WESTERN UNION TELEGRAM
Richmond, Va., April 27, 1918.
Captain J. V. Thompson,
Pursuant to the call of the President of the United States and telegraphic instructions from the Adjutant-General, Eastern Department, Governor's Island, N. Y., the fourteenth Company Coast Artillery is ordered to mobilize at South Boston, Va., on Wednesday, May 1, 1918, for Federal service.
On the prescribed date all members reported for duty and from then until the company was ordered to Fort Monroe on the 10th inst. every man was kept as busy as a bee doing either clerical work in the office or drilling at the Fair Grounds. Captain Benjamin S. Beverly, C. A. C. (West Pointer), from Fortress Monroe mustered the company into Federal service.
During the company's ten-day stay at its home station, headquarters and all formations were made at Planters' Warehouse; the owners giving the entire structure to the company for the time being. The members of the company will ever remember the cordial hospitality extended them by the people of South Boston and Halifax County in providing meals and lodging for them during their stay at the home station.
Orders having been previously received for the company to proceed to Fort Monroe, Va., on the morning of May 10th to receive their intensive training, special cars were in waiting at the Southern Depot and promptly at 8 o'clock A. M. the company was marched from its headquarters to the station, accompanied by one of the largest gatherings that had ever been in South Boston at any one time. At the train speeches were made by numerous ones and the God speed to the men on their journey was all that could have been wished for. Nice lunches and lots of cold (soft) drinks had been placed on the coaches before the company arrived by the people of South Boston.
The company arrived at Richmond at 12:45 P. M. and was reviewed by Governor Westmoreland Davis, together with General Jo Lane Stern, the Adjutant-General of the Common-Wealth, After this formation the company together with the two Richmond companies, the Twelfth and Thirteenth, respectively, boarded a spccial train of the C. & O. Ry. and proceeded on the last lapse of their journey to Fort Monroe, arriving there in time for supper, which the Fort Commander had ordered prepared for these companies.
After five weeks of very hard training the company was ordered to proceed by boat to Baltimore, Md., there to be attached to the Fiftieth Infantry at Curtis Bay Ordnance Depot for guard duty.
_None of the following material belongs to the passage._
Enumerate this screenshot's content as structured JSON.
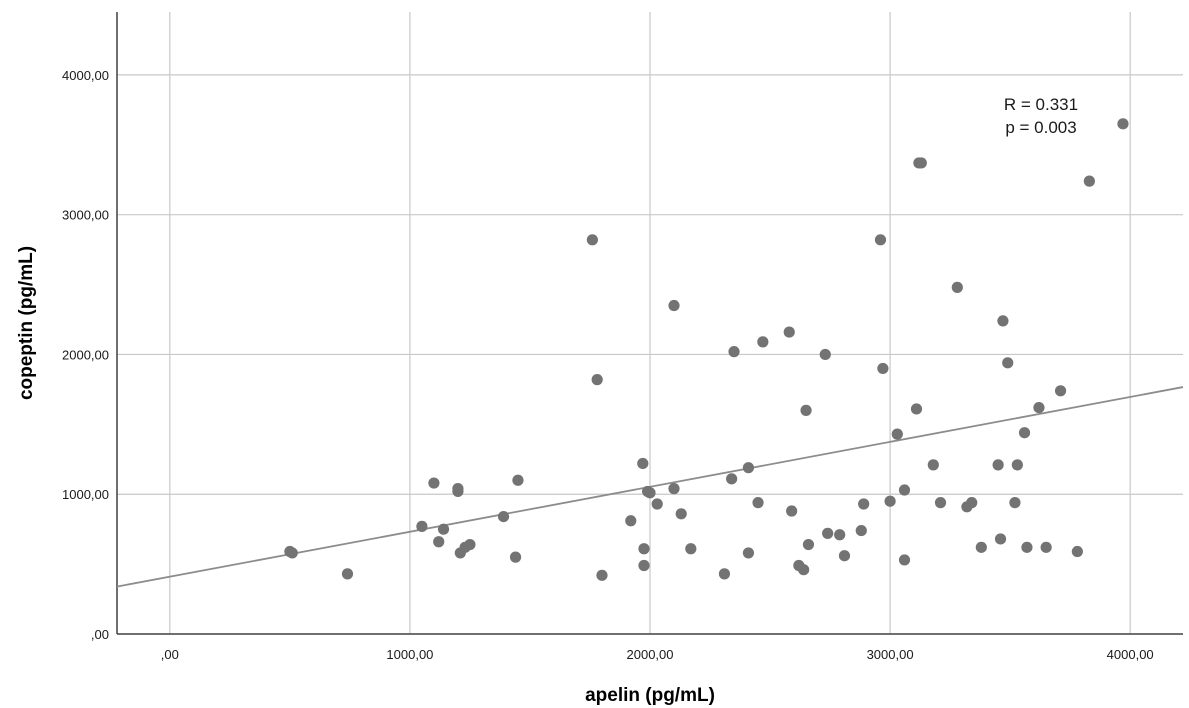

Again on August 16, 1918 the company was ordered to proceed to Hampton, Va., and there establish a new post at the Hampton Shipbuilding and Dry Dock Company's plant, (part: of the Emergency Fleet Corporation). While at Hampton the company performed its usual military functions and established its guard as well.
After November 1, 1918, the designation of the company was changed by War Department Orders from the Fourteenth Company, Va. C. A. N. G., to Battery "D", and assigned to the Thirty-Fifth Regiment Coast Artillery. The Virginia Batallion of this regiment which was then composed of the Tenth, Eleventh, Twelfth, Thirteenth and Fourteenth Companies was placed under the command of Major Willson H. Cralle, who established his headquarters with Battery "D" at Hampton. Orders were now expected at any hour for overseas duty, but they never came owing to the signing of the armistice a few days later on November 11, 1918.
On November 17, 1918, orders were received from Governor's Island, N. Y., for the company to procced to Camp Meade, Md., for demobilization. The company arrived at its last station on the 19th inst. and on December 4, 1918, all the members were on their way back home to again resume their peaceful occupations in the many walks of life.
1. "History of Organization", Roster and History of Battery D, 35th Regiment, Coast Artillery, Fort Monroe, Virginia, pages 14-16.